Measuring the motion properties is equivalent to a light source modulation. The image is illuminated by direct and global light sources. The global sources are internal, global sources, volumetric, and diffusion. All show a low frequency response and are usually characterized as "soft" light. The high-frequency lighting is patterned and alternating sections can be subtracted to set the depth and global illumination.
Direct lighting is like the older CGI, where all the lighting is from the front. Global is more akin to ray tracing where light comes from many positions. Volumetric scattering comes from light reflecting from internal surfaces. Some examples of volumetric scattering are bell peppers and skin. Both have significant sub-surface scattering and get their appearance from the indirect light.
To address motion blur, one technique is to use light projection in combination with normal lighting. A flash has a range of over-brightness, and other areas of no detail. By blending the flash and non-flash images, you can arrive at a simple set of images that can be resolved with a phase shift function. If the image sensor is moved in a parabolic curve, the combined images from the flutter shutter and the sensor motion produce a series of stripes that can be processed with a known impulse response to get a still image. The wavefront coding over time and not space produces an image with no motion blur.
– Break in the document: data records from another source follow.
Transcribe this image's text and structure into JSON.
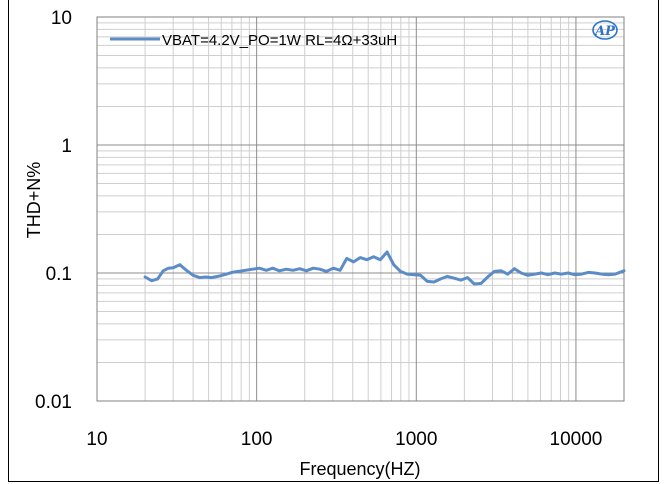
{
  "chart_data": {
    "type": "line",
    "title": "",
    "xlabel": "Frequency(HZ)",
    "ylabel": "THD+N%",
    "x_scale": "log",
    "y_scale": "log",
    "xlim": [
      20,
      20000
    ],
    "ylim": [
      0.01,
      10
    ],
    "x_tick_labels": [
      "10",
      "100",
      "1000",
      "10000"
    ],
    "x_tick_values": [
      10,
      100,
      1000,
      10000
    ],
    "y_tick_labels": [
      "10",
      "1",
      "0.1",
      "0.01"
    ],
    "y_tick_values": [
      10,
      1,
      0.1,
      0.01
    ],
    "grid": true,
    "legend_position": "top-left",
    "series": [
      {
        "name": "VBAT=4.2V_PO=1W RL=4Ω+33uH",
        "color": "#5b8cc8",
        "x": [
          20,
          22,
          24,
          26,
          28,
          30,
          33,
          36,
          40,
          44,
          48,
          52,
          57,
          63,
          70,
          77,
          85,
          94,
          104,
          115,
          126,
          139,
          153,
          169,
          186,
          205,
          226,
          249,
          274,
          302,
          333,
          367,
          404,
          445,
          490,
          540,
          595,
          656,
          722,
          796,
          877,
          966,
          1064,
          1172,
          1291,
          1422,
          1567,
          1726,
          1901,
          2094,
          2307,
          2541,
          2799,
          3084,
          3397,
          3742,
          4122,
          4541,
          5002,
          5510,
          6070,
          6686,
          7365,
          8113,
          8937,
          9845,
          10845,
          11946,
          13159,
          14496,
          15968,
          17589,
          20000
        ],
        "values": [
          0.093,
          0.087,
          0.09,
          0.104,
          0.109,
          0.11,
          0.116,
          0.106,
          0.096,
          0.092,
          0.093,
          0.092,
          0.094,
          0.097,
          0.101,
          0.103,
          0.105,
          0.107,
          0.109,
          0.105,
          0.109,
          0.104,
          0.107,
          0.105,
          0.108,
          0.104,
          0.109,
          0.107,
          0.103,
          0.109,
          0.105,
          0.13,
          0.122,
          0.132,
          0.127,
          0.134,
          0.127,
          0.146,
          0.116,
          0.103,
          0.098,
          0.097,
          0.096,
          0.086,
          0.085,
          0.09,
          0.094,
          0.091,
          0.088,
          0.092,
          0.082,
          0.083,
          0.093,
          0.103,
          0.104,
          0.098,
          0.108,
          0.1,
          0.096,
          0.098,
          0.1,
          0.097,
          0.1,
          0.098,
          0.1,
          0.097,
          0.098,
          0.101,
          0.1,
          0.098,
          0.097,
          0.098,
          0.104
        ]
      }
    ]
  },
  "logo": {
    "text": "AP"
  }
}
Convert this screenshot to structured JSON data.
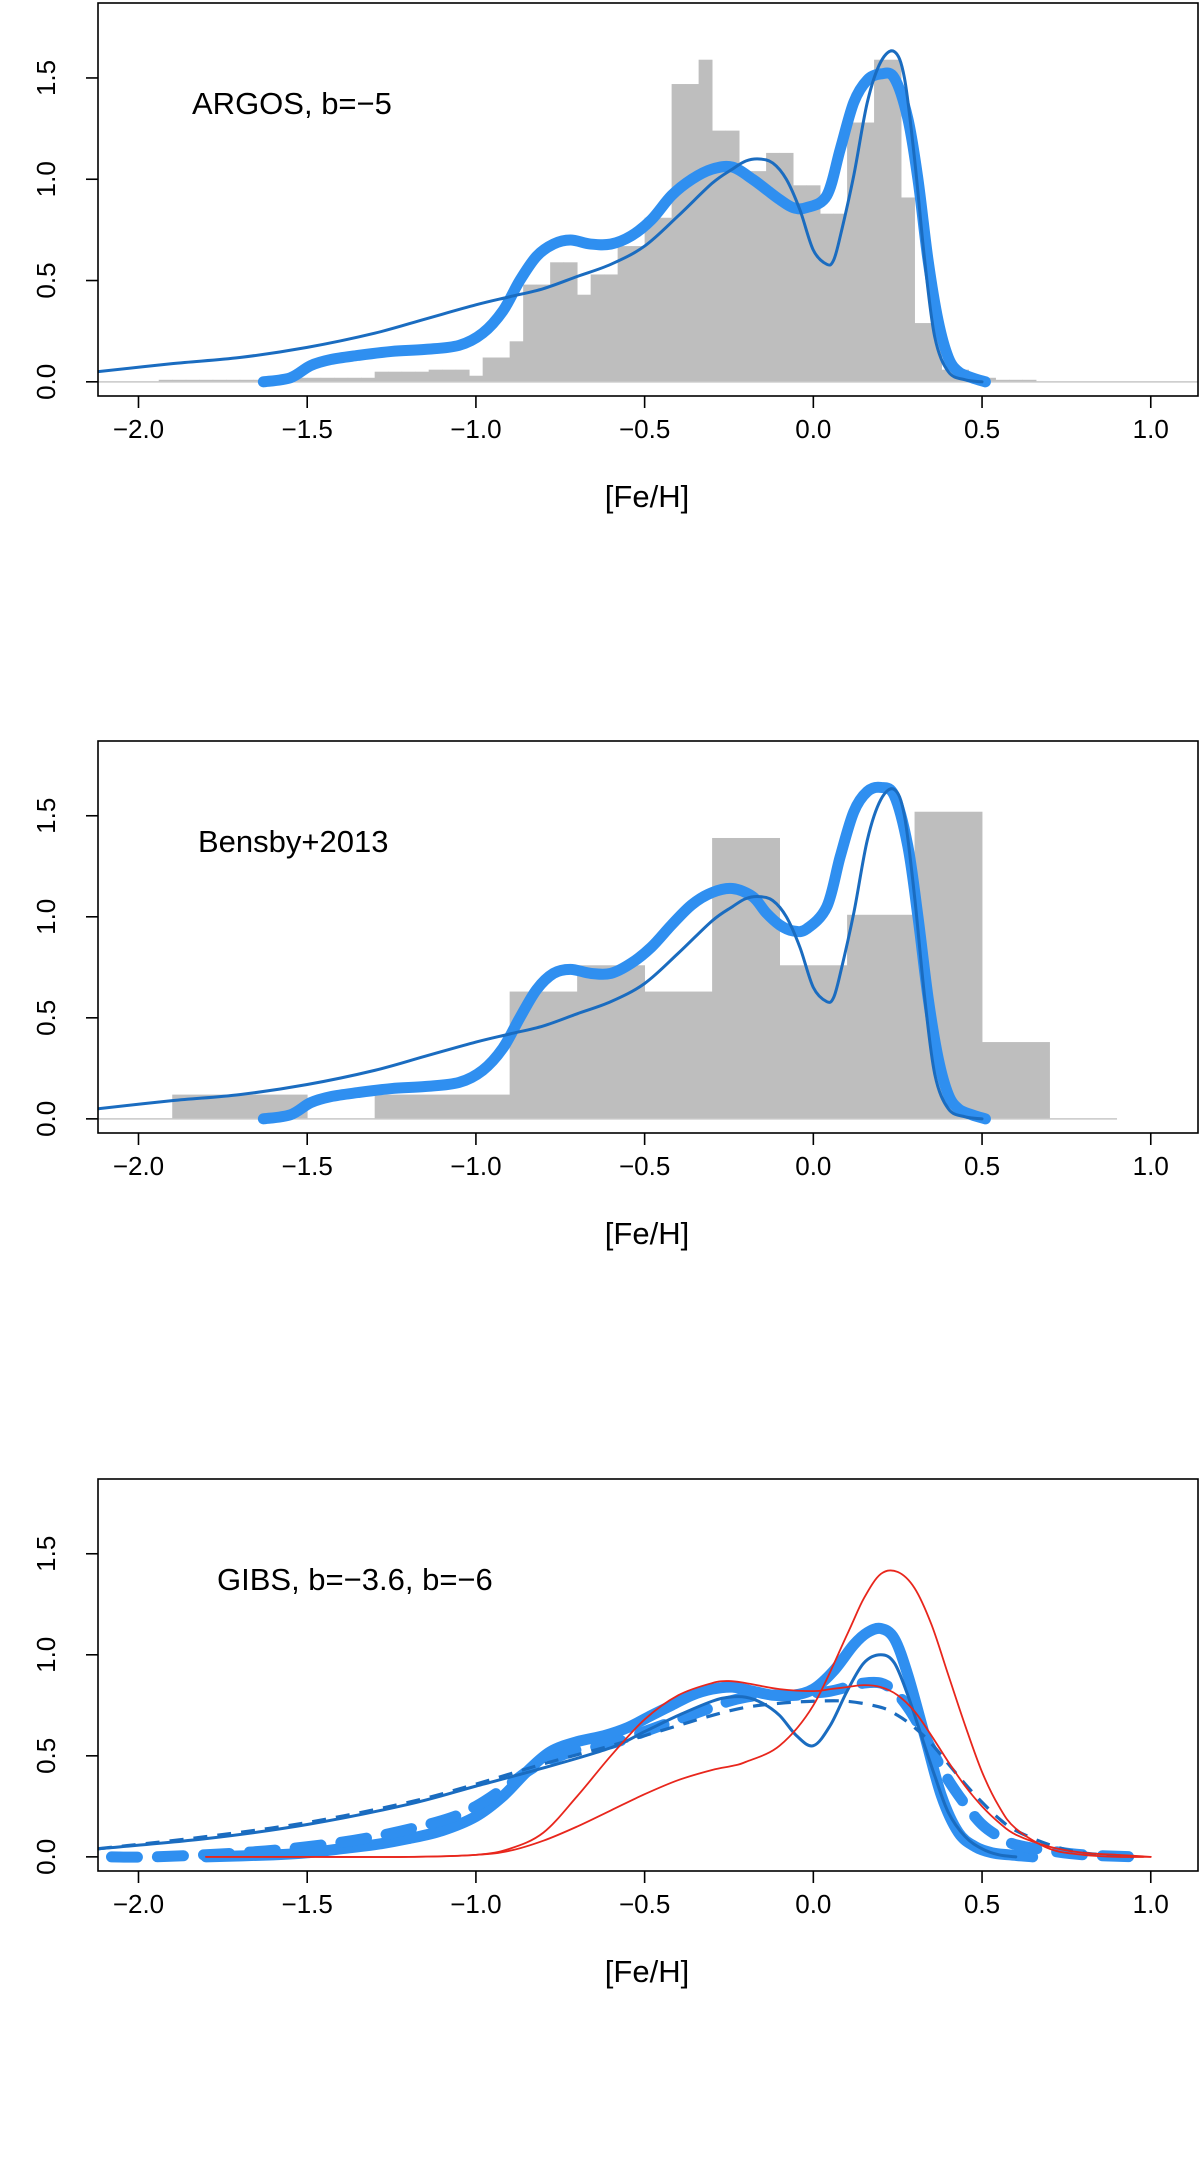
{
  "chart_data": [
    {
      "type": "line",
      "annotation": "ARGOS, b=−5",
      "xlabel": "[Fe/H]",
      "ylabel": "",
      "xlim": [
        -2.12,
        1.14
      ],
      "ylim": [
        -0.07,
        1.87
      ],
      "x_ticks": [
        -2.0,
        -1.5,
        -1.0,
        -0.5,
        0.0,
        0.5,
        1.0
      ],
      "x_tick_labels": [
        "−2.0",
        "−1.5",
        "−1.0",
        "−0.5",
        "0.0",
        "0.5",
        "1.0"
      ],
      "y_ticks": [
        0.0,
        0.5,
        1.0,
        1.5
      ],
      "y_tick_labels": [
        "0.0",
        "0.5",
        "1.0",
        "1.5"
      ],
      "baseline": {
        "from": -2.12,
        "to": 1.14,
        "y": 0
      },
      "histogram": {
        "edges": [
          -1.94,
          -1.9,
          -1.86,
          -1.82,
          -1.78,
          -1.74,
          -1.7,
          -1.66,
          -1.62,
          -1.58,
          -1.54,
          -1.5,
          -1.46,
          -1.42,
          -1.38,
          -1.34,
          -1.3,
          -1.26,
          -1.22,
          -1.18,
          -1.14,
          -1.1,
          -1.06,
          -1.02,
          -0.98,
          -0.94,
          -0.9,
          -0.86,
          -0.82,
          -0.78,
          -0.74,
          -0.7,
          -0.66,
          -0.62,
          -0.58,
          -0.54,
          -0.5,
          -0.46,
          -0.42,
          -0.38,
          -0.34,
          -0.3,
          -0.26,
          -0.22,
          -0.18,
          -0.14,
          -0.1,
          -0.06,
          -0.02,
          0.02,
          0.06,
          0.1,
          0.14,
          0.18,
          0.22,
          0.26,
          0.3,
          0.34,
          0.38,
          0.42,
          0.46,
          0.5,
          0.54,
          0.58,
          0.62,
          0.66
        ],
        "values": [
          0.01,
          0.01,
          0.01,
          0.01,
          0.01,
          0.01,
          0.01,
          0.01,
          0.02,
          0.02,
          0.02,
          0.02,
          0.02,
          0.02,
          0.02,
          0.02,
          0.05,
          0.05,
          0.05,
          0.05,
          0.06,
          0.06,
          0.06,
          0.03,
          0.12,
          0.12,
          0.2,
          0.48,
          0.48,
          0.59,
          0.59,
          0.43,
          0.53,
          0.53,
          0.67,
          0.67,
          0.81,
          0.81,
          1.47,
          1.47,
          1.59,
          1.24,
          1.24,
          1.04,
          1.04,
          1.13,
          1.13,
          0.97,
          0.97,
          0.83,
          0.83,
          1.28,
          1.28,
          1.59,
          1.59,
          0.91,
          0.29,
          0.29,
          0.06,
          0.06,
          0.02,
          0.02,
          0.01,
          0.01,
          0.01
        ]
      },
      "series": [
        {
          "name": "thick model",
          "style": "thick",
          "x": [
            -1.63,
            -1.55,
            -1.49,
            -1.43,
            -1.35,
            -1.25,
            -1.15,
            -1.05,
            -0.98,
            -0.92,
            -0.87,
            -0.82,
            -0.77,
            -0.72,
            -0.66,
            -0.6,
            -0.54,
            -0.48,
            -0.42,
            -0.36,
            -0.3,
            -0.24,
            -0.18,
            -0.14,
            -0.1,
            -0.06,
            -0.02,
            0.04,
            0.08,
            0.12,
            0.16,
            0.2,
            0.24,
            0.28,
            0.31,
            0.34,
            0.37,
            0.4,
            0.43,
            0.47,
            0.51
          ],
          "y": [
            0.0,
            0.02,
            0.08,
            0.11,
            0.13,
            0.15,
            0.16,
            0.18,
            0.24,
            0.35,
            0.5,
            0.62,
            0.68,
            0.7,
            0.68,
            0.68,
            0.72,
            0.8,
            0.92,
            1.0,
            1.05,
            1.06,
            1.0,
            0.95,
            0.9,
            0.86,
            0.86,
            0.92,
            1.15,
            1.38,
            1.49,
            1.52,
            1.5,
            1.3,
            1.0,
            0.6,
            0.3,
            0.12,
            0.05,
            0.02,
            0.0
          ]
        },
        {
          "name": "thin model",
          "style": "thin",
          "x": [
            -2.12,
            -1.9,
            -1.7,
            -1.5,
            -1.3,
            -1.15,
            -1.0,
            -0.9,
            -0.8,
            -0.7,
            -0.6,
            -0.5,
            -0.4,
            -0.3,
            -0.24,
            -0.2,
            -0.16,
            -0.12,
            -0.08,
            -0.04,
            0.0,
            0.04,
            0.06,
            0.08,
            0.12,
            0.16,
            0.2,
            0.24,
            0.27,
            0.3,
            0.33,
            0.36,
            0.4,
            0.45,
            0.5
          ],
          "y": [
            0.05,
            0.09,
            0.12,
            0.17,
            0.24,
            0.31,
            0.38,
            0.42,
            0.46,
            0.52,
            0.58,
            0.67,
            0.82,
            0.98,
            1.05,
            1.09,
            1.1,
            1.08,
            1.0,
            0.85,
            0.65,
            0.58,
            0.6,
            0.72,
            1.02,
            1.38,
            1.58,
            1.63,
            1.5,
            1.1,
            0.6,
            0.22,
            0.05,
            0.01,
            0.0
          ]
        }
      ]
    },
    {
      "type": "line",
      "annotation": "Bensby+2013",
      "xlabel": "[Fe/H]",
      "ylabel": "",
      "xlim": [
        -2.12,
        1.14
      ],
      "ylim": [
        -0.07,
        1.87
      ],
      "x_ticks": [
        -2.0,
        -1.5,
        -1.0,
        -0.5,
        0.0,
        0.5,
        1.0
      ],
      "x_tick_labels": [
        "−2.0",
        "−1.5",
        "−1.0",
        "−0.5",
        "0.0",
        "0.5",
        "1.0"
      ],
      "y_ticks": [
        0.0,
        0.5,
        1.0,
        1.5
      ],
      "y_tick_labels": [
        "0.0",
        "0.5",
        "1.0",
        "1.5"
      ],
      "baseline": {
        "from": -2.12,
        "to": 0.9,
        "y": 0
      },
      "histogram": {
        "edges": [
          -1.9,
          -1.5,
          -1.3,
          -0.9,
          -0.7,
          -0.5,
          -0.3,
          -0.1,
          0.1,
          0.3,
          0.5,
          0.7
        ],
        "values": [
          0.12,
          0.0,
          0.12,
          0.63,
          0.76,
          0.63,
          1.39,
          0.76,
          1.01,
          1.52,
          0.38
        ]
      },
      "series": [
        {
          "name": "thick model",
          "style": "thick",
          "x": [
            -1.63,
            -1.55,
            -1.49,
            -1.43,
            -1.35,
            -1.25,
            -1.15,
            -1.05,
            -0.98,
            -0.92,
            -0.87,
            -0.82,
            -0.77,
            -0.72,
            -0.66,
            -0.6,
            -0.54,
            -0.48,
            -0.42,
            -0.36,
            -0.3,
            -0.24,
            -0.18,
            -0.14,
            -0.1,
            -0.06,
            -0.02,
            0.04,
            0.08,
            0.12,
            0.16,
            0.2,
            0.24,
            0.28,
            0.31,
            0.34,
            0.37,
            0.4,
            0.43,
            0.47,
            0.51
          ],
          "y": [
            0.0,
            0.02,
            0.08,
            0.11,
            0.13,
            0.15,
            0.16,
            0.18,
            0.24,
            0.35,
            0.5,
            0.64,
            0.72,
            0.74,
            0.72,
            0.72,
            0.77,
            0.85,
            0.96,
            1.06,
            1.12,
            1.14,
            1.1,
            1.02,
            0.96,
            0.93,
            0.94,
            1.05,
            1.3,
            1.52,
            1.62,
            1.64,
            1.6,
            1.35,
            1.0,
            0.6,
            0.3,
            0.12,
            0.05,
            0.02,
            0.0
          ]
        },
        {
          "name": "thin model",
          "style": "thin",
          "x": [
            -2.12,
            -1.9,
            -1.7,
            -1.5,
            -1.3,
            -1.15,
            -1.0,
            -0.9,
            -0.8,
            -0.7,
            -0.6,
            -0.5,
            -0.4,
            -0.3,
            -0.24,
            -0.2,
            -0.16,
            -0.12,
            -0.08,
            -0.04,
            0.0,
            0.04,
            0.06,
            0.08,
            0.12,
            0.16,
            0.2,
            0.24,
            0.27,
            0.3,
            0.33,
            0.36,
            0.4,
            0.45,
            0.5
          ],
          "y": [
            0.05,
            0.09,
            0.12,
            0.17,
            0.24,
            0.31,
            0.38,
            0.42,
            0.46,
            0.52,
            0.58,
            0.67,
            0.82,
            0.98,
            1.05,
            1.09,
            1.1,
            1.08,
            1.0,
            0.85,
            0.65,
            0.58,
            0.6,
            0.72,
            1.02,
            1.38,
            1.58,
            1.63,
            1.5,
            1.1,
            0.6,
            0.22,
            0.05,
            0.01,
            0.0
          ]
        }
      ]
    },
    {
      "type": "line",
      "annotation": "GIBS, b=−3.6, b=−6",
      "xlabel": "[Fe/H]",
      "ylabel": "",
      "xlim": [
        -2.12,
        1.14
      ],
      "ylim": [
        -0.07,
        1.87
      ],
      "x_ticks": [
        -2.0,
        -1.5,
        -1.0,
        -0.5,
        0.0,
        0.5,
        1.0
      ],
      "x_tick_labels": [
        "−2.0",
        "−1.5",
        "−1.0",
        "−0.5",
        "0.0",
        "0.5",
        "1.0"
      ],
      "y_ticks": [
        0.0,
        0.5,
        1.0,
        1.5
      ],
      "y_tick_labels": [
        "0.0",
        "0.5",
        "1.0",
        "1.5"
      ],
      "series": [
        {
          "name": "thick model b=-3.6",
          "style": "thick",
          "x": [
            -1.8,
            -1.6,
            -1.5,
            -1.4,
            -1.3,
            -1.2,
            -1.1,
            -1.0,
            -0.92,
            -0.85,
            -0.78,
            -0.7,
            -0.62,
            -0.55,
            -0.48,
            -0.42,
            -0.36,
            -0.3,
            -0.24,
            -0.18,
            -0.12,
            -0.06,
            0.0,
            0.06,
            0.12,
            0.16,
            0.2,
            0.24,
            0.28,
            0.33,
            0.38,
            0.43,
            0.48,
            0.53,
            0.58,
            0.65
          ],
          "y": [
            0.0,
            0.01,
            0.02,
            0.04,
            0.06,
            0.09,
            0.13,
            0.2,
            0.3,
            0.42,
            0.52,
            0.57,
            0.6,
            0.64,
            0.7,
            0.75,
            0.8,
            0.83,
            0.84,
            0.82,
            0.8,
            0.8,
            0.83,
            0.92,
            1.05,
            1.11,
            1.13,
            1.08,
            0.9,
            0.6,
            0.3,
            0.12,
            0.05,
            0.02,
            0.01,
            0.0
          ]
        },
        {
          "name": "thick dashed b=-6",
          "style": "thick-dashed",
          "x": [
            -2.08,
            -1.95,
            -1.7,
            -1.5,
            -1.3,
            -1.1,
            -1.0,
            -0.9,
            -0.85,
            -0.8,
            -0.75,
            -0.7,
            -0.6,
            -0.5,
            -0.4,
            -0.3,
            -0.25,
            -0.2,
            -0.15,
            -0.1,
            -0.05,
            0.0,
            0.05,
            0.1,
            0.15,
            0.2,
            0.24,
            0.28,
            0.32,
            0.36,
            0.4,
            0.45,
            0.5,
            0.55,
            0.6,
            0.7,
            0.8,
            0.95
          ],
          "y": [
            0.0,
            0.0,
            0.02,
            0.05,
            0.1,
            0.18,
            0.25,
            0.36,
            0.42,
            0.47,
            0.5,
            0.53,
            0.56,
            0.62,
            0.68,
            0.74,
            0.77,
            0.79,
            0.8,
            0.8,
            0.8,
            0.81,
            0.82,
            0.84,
            0.86,
            0.86,
            0.82,
            0.74,
            0.63,
            0.5,
            0.38,
            0.26,
            0.16,
            0.1,
            0.06,
            0.03,
            0.01,
            0.0
          ]
        },
        {
          "name": "thin model",
          "style": "thin",
          "x": [
            -2.12,
            -1.8,
            -1.5,
            -1.2,
            -1.0,
            -0.8,
            -0.6,
            -0.5,
            -0.4,
            -0.3,
            -0.25,
            -0.2,
            -0.15,
            -0.1,
            -0.05,
            0.0,
            0.05,
            0.1,
            0.15,
            0.2,
            0.24,
            0.28,
            0.32,
            0.36,
            0.4,
            0.45,
            0.5,
            0.55,
            0.6
          ],
          "y": [
            0.04,
            0.09,
            0.16,
            0.26,
            0.35,
            0.44,
            0.54,
            0.62,
            0.7,
            0.77,
            0.79,
            0.79,
            0.76,
            0.7,
            0.6,
            0.55,
            0.65,
            0.82,
            0.96,
            1.0,
            0.96,
            0.8,
            0.6,
            0.4,
            0.22,
            0.1,
            0.04,
            0.01,
            0.0
          ]
        },
        {
          "name": "thin dashed model",
          "style": "thin-dashed",
          "x": [
            -2.12,
            -1.8,
            -1.5,
            -1.2,
            -1.0,
            -0.8,
            -0.6,
            -0.5,
            -0.4,
            -0.3,
            -0.2,
            -0.1,
            0.0,
            0.1,
            0.2,
            0.25,
            0.3,
            0.35,
            0.4,
            0.45,
            0.5,
            0.55,
            0.6,
            0.7,
            0.8,
            0.95
          ],
          "y": [
            0.04,
            0.1,
            0.17,
            0.27,
            0.36,
            0.46,
            0.55,
            0.6,
            0.65,
            0.7,
            0.74,
            0.76,
            0.77,
            0.77,
            0.74,
            0.7,
            0.64,
            0.56,
            0.46,
            0.36,
            0.27,
            0.19,
            0.13,
            0.06,
            0.02,
            0.0
          ]
        },
        {
          "name": "red model peaked",
          "style": "red",
          "x": [
            -1.8,
            -1.5,
            -1.2,
            -1.0,
            -0.9,
            -0.8,
            -0.7,
            -0.6,
            -0.5,
            -0.4,
            -0.3,
            -0.24,
            -0.2,
            -0.1,
            0.0,
            0.1,
            0.15,
            0.2,
            0.25,
            0.3,
            0.35,
            0.4,
            0.45,
            0.5,
            0.55,
            0.6,
            0.7,
            0.8,
            0.9,
            1.0
          ],
          "y": [
            0.0,
            0.0,
            0.0,
            0.01,
            0.03,
            0.08,
            0.15,
            0.23,
            0.31,
            0.38,
            0.43,
            0.45,
            0.47,
            0.55,
            0.75,
            1.1,
            1.28,
            1.4,
            1.41,
            1.33,
            1.15,
            0.9,
            0.65,
            0.42,
            0.25,
            0.14,
            0.04,
            0.01,
            0.0,
            0.0
          ]
        },
        {
          "name": "red model broad",
          "style": "red",
          "x": [
            -1.8,
            -1.5,
            -1.2,
            -1.0,
            -0.9,
            -0.8,
            -0.7,
            -0.6,
            -0.5,
            -0.4,
            -0.3,
            -0.25,
            -0.2,
            -0.1,
            0.0,
            0.05,
            0.1,
            0.15,
            0.2,
            0.25,
            0.3,
            0.35,
            0.4,
            0.45,
            0.5,
            0.55,
            0.6,
            0.7,
            0.8,
            0.9,
            1.0
          ],
          "y": [
            0.0,
            0.0,
            0.0,
            0.01,
            0.04,
            0.12,
            0.3,
            0.5,
            0.68,
            0.8,
            0.86,
            0.87,
            0.86,
            0.83,
            0.82,
            0.83,
            0.84,
            0.85,
            0.84,
            0.8,
            0.72,
            0.6,
            0.47,
            0.35,
            0.25,
            0.17,
            0.11,
            0.05,
            0.02,
            0.01,
            0.0
          ]
        }
      ]
    }
  ]
}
This blur reduction only works in one dimension, and is very hard to do in 2-D.
Another way to mange images is to have a sensor capture all light rays passing through the lens. A micro-lens array trades special resolution from a portion of the lens for ray directionality. The sub-pixels contain all the light in the filed of view and provide a 4-D data set. The 2-D light and the 2-D directionality allows the user to digitally refocus on any portion of the light field.
Finally, there is work in image restoration. This work starts from collections of images and statistical models of those images to detect sharpness. The resulting data provide a signal processing model of sharp images. The data show that the normal image gradients for a sharp image has as sharp peak in the response curve while a blurred image has a bell-curve distribution.
There are three sources of information to sharpen an image. The extracted image and blur provide most of the input, prior data from the database, and some blur trials. The post capture processing magnifies motion relative to a zero phase.
Changing the camera from a digitally-assisted analog device to a fully digital one creates a new design space. The problems involved with fixed apertures, focal lengths, and single-shutter capture are changed to manipulations on a computer in a post-processing mode. This change will allow the photographer to find the best image.